Plutarch, like most writers who have dealt with the relations of the sexes, fails to observe the fact that just to the extent in the past history of mankind to which women have been free and independent, licentiousness has disappeared, and that just in proportion as the influence of women has declined, in just such proportion have shame, profligacy, disease, and infamy prevailed. To produce a state of society in which the animal instincts ruled supreme, and in which passion was the recognized god, women had first to become physically dependent and mentally enslaved.

For so long a time have women been judged by masculine standards, it is not perhaps remarkable that male writers of these later times can discern in the simplicity and chastity existing among the Dorians, in the age of Lycurgus, no evidence of a former era of female independence. Neither is it singular, as for so many ages women have been subject to the pleasure and control of the opposite sex, that we should be repeatedly told by writers who have dealt with the usages of the Spartans, that their women were “permitted” to do this, and “allowed” to do that, although the facts in the case prove that in all their movements they were guided by their own wills, exercised either directly, or through the oracles of the gods.

When the customs of the ancient Dorians are viewed without prejudice, the fact will doubtless be observed that they originated not in a depraved and licentious state of society, but, on the contrary, that they were the direct result of that freedom of action which characterizes purity of life and a high standard of thought and action.


[CHAPTER IV]
ATHENIAN WOMEN

According to Wilford, the Greeks were the descendants of the Yavanas of India. This writer observes that the Pandits insist that the words Yavana and Yoni are derived from the same root, Yu, and that when the Ionians emigrated they adopted this name to distinguish themselves as adorers of the female, in opposition to a strong sect of male worshippers which had been driven from the mother country.[224] Under the constantly increasing importance of the male, however, both in human affairs and in the god-idea, they subsequently became ashamed of their religious title and sought to abandon it. Of the aversion felt in Greece for this name Herodotus says:

The Athenians and most of the Ionic states over the world went so far in their dislike of the name as actually to lay it aside; and even at the present day the greater number of them seems to me to be ashamed of it.[225]

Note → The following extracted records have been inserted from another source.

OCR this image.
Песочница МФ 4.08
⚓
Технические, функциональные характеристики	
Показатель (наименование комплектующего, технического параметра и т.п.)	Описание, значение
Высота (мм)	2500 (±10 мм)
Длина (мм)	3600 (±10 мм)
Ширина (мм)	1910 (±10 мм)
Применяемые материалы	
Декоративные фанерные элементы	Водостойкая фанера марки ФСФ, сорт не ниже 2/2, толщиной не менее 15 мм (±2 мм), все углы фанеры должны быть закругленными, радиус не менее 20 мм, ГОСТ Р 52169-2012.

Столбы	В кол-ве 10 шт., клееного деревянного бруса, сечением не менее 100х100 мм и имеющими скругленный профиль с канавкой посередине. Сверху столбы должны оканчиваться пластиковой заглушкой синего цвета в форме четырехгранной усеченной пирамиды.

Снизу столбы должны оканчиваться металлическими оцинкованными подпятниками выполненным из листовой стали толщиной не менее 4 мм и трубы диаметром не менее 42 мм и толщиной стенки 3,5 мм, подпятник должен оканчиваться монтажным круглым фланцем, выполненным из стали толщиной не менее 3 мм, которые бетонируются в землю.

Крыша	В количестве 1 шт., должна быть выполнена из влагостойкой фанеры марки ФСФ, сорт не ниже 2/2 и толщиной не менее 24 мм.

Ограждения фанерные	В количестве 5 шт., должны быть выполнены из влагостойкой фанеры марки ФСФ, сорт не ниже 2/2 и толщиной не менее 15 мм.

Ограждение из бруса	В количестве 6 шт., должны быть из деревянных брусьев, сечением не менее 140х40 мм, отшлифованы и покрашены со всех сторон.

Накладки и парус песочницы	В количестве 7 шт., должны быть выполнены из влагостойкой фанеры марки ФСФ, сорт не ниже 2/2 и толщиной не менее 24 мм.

Whenever in early historic times a country was subjugated, the conquerors either murdered or enslaved the men, and utilized the women for wives, or sexual slaves. The Ionians who, according to Herodotus, sailed from Attica, without women, took for wives native Carians whose fathers they had slain; hence these captives made a law, which they bound themselves by an oath to observe, and which they handed down to their daughters after them, that “none should ever sit at meat with her husband, or call him by his name; because the invaders slew their fathers, their husbands, and their sons, and then forced them to become their wives.”[226] The terms of the oaths sworn by them at the time of the capture seem, subsequently, to have been enforced by their imperious masters.

As these women were foreigners they were entitled to little or no respect from their captors. However, as they were to become the mothers of Greek citizens, they must necessarily be “protected,” or, in other words, they must be kept in seclusion. In the time of Solon, rape committed on a free-born woman was punishable by fine.[227]

From that stage in the history of Greek tribes, at which through capture and appropriation of the soil by individuals women began to lose that influence which they had exercised under matriarchal usages, to the time of Solon, the lawgiver of Athens, when they had finally descended to the lowest level of misery and sexual degradation, may be observed a corresponding tendency gradually developing itself among the people towards selfishness, usurpation of power, and the slavery of the masses. In the age of Solon the limit of human wretchedness seems to have been reached, and as the human race is never at a standstill, it must at this time have either become extinct, or have begun gradually to lift itself from the condition of disgrace and ruin into which it had fallen.